Calculating pH of weak acids

Because a weak acid partially dissociates, calculating pH is more complicated.

Consider the K_a for a weak acid (HA):

\(K_a = \dfrac{[H^+][A^-]}{[HA]} \)

Since the molar ratio of H⁺ and A^- is 1:1, the concentration of H⁺ is identical to that of A^-, so the equation can be written as:

\(K_a = \dfrac{[H^+]^2}{[HA]} \)

Note: In reality, the concentration of H⁺ is not identical to that of A^-, because water also dissociates to produce some H⁺. To simplify the calculation, you can assume that this is negligible and use [H⁺] = [A^-]. In addition, the value of [HA] will have decreased slightly, because a tiny proportion of the HA will have dissociated into H⁺ and A^-. To simplify the calculation, you can assume that none of the HA have dissociated, and use the value of [HA] provided.

In order to calculate pH, we must find the value of [H⁺]. Rearranging the equation gives:

\([H^+]^2 = K_a[HA] \)

\([H^+] = \sqrt{K_a[HA]} \)

This allows us to calculate the pH:

\(pH = - \log_{10}{[H^+]} \)

For example: Calculate the pH of 0.1 mol dm^-3 ethanoic acid (K_a = 1.7 x 10^-5 mol dm^-3).

\(CH_3COOH ⇌ H^+ + CH_3COO^- \)

\(K_a = \dfrac{[H^+][CH_3COO^-]}{[CH_3COOH]} = \dfrac{[H^+]^2}{[CH_3COOH]} \)

\(1.7 × 10^{-5} = \dfrac{[H^+]^2}{[0.1]} \)

\([H^+]^2 = 1.7 × 10^{-5} × 0.1 \)

\([H^+] = \sqrt{1.7 × 10^{-5} × 0.1} = 1.30 × 10^{-3} \)

\(pH = - \log_{10}{[1.30 × 10^{-3}]} = 2.88 \)


Calculating K_a for a weak acid given the pH of a solution containing a known mass of acid

If the pH is known, then [H⁺] can be calculated. If the mass of acid is known, then you can calculate the moles of acid present, and therefore [HA].

You can then calculate the value of K_a by inserting the values of [H⁺] and [HA] into the equation below:

\(K_a = \dfrac{[H^+]^2}{[HA]} \)


Diluting strong and weak acids

Diluting a strong acid 10 times will increase its pH by 1, because pH is a logarithmic scale.
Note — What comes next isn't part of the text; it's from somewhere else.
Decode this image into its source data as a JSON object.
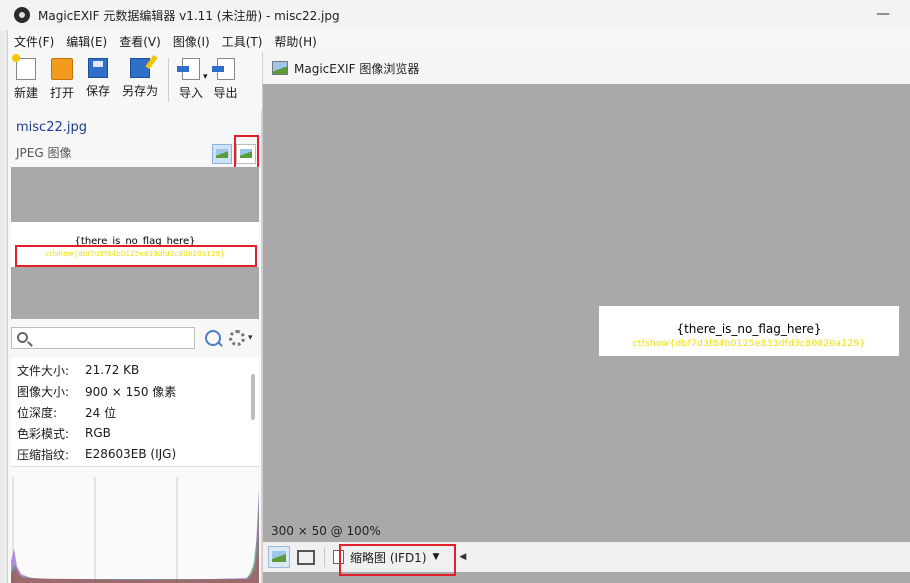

Diluting it 100 and 1000 times will increase its pH by 2 and 3 respectively.

Because weak acids are not fully dissociated, diluting them causes the equilibrium to shift to oppose the change (Le Chatelier's Principle). Therefore diluting a weak acid 10 times will increase its pH by less than 1.


Difference in enthalpy changes of neutralisation values for strong and weak acids

The enthalpy of neutralisation of a weak acid with a strong base is less than the enthalpy of neutralisation of a strong acid with a strong base as some energy is used in dissociating the weak acid fully.

For example, the enthalpy of neutralisation for sodium hydroxide and ethanoic acid is -56.1 kJ mol^-1, while for sodium hydroxide and hydrochloric acid is -57.9 kJ mol^-1.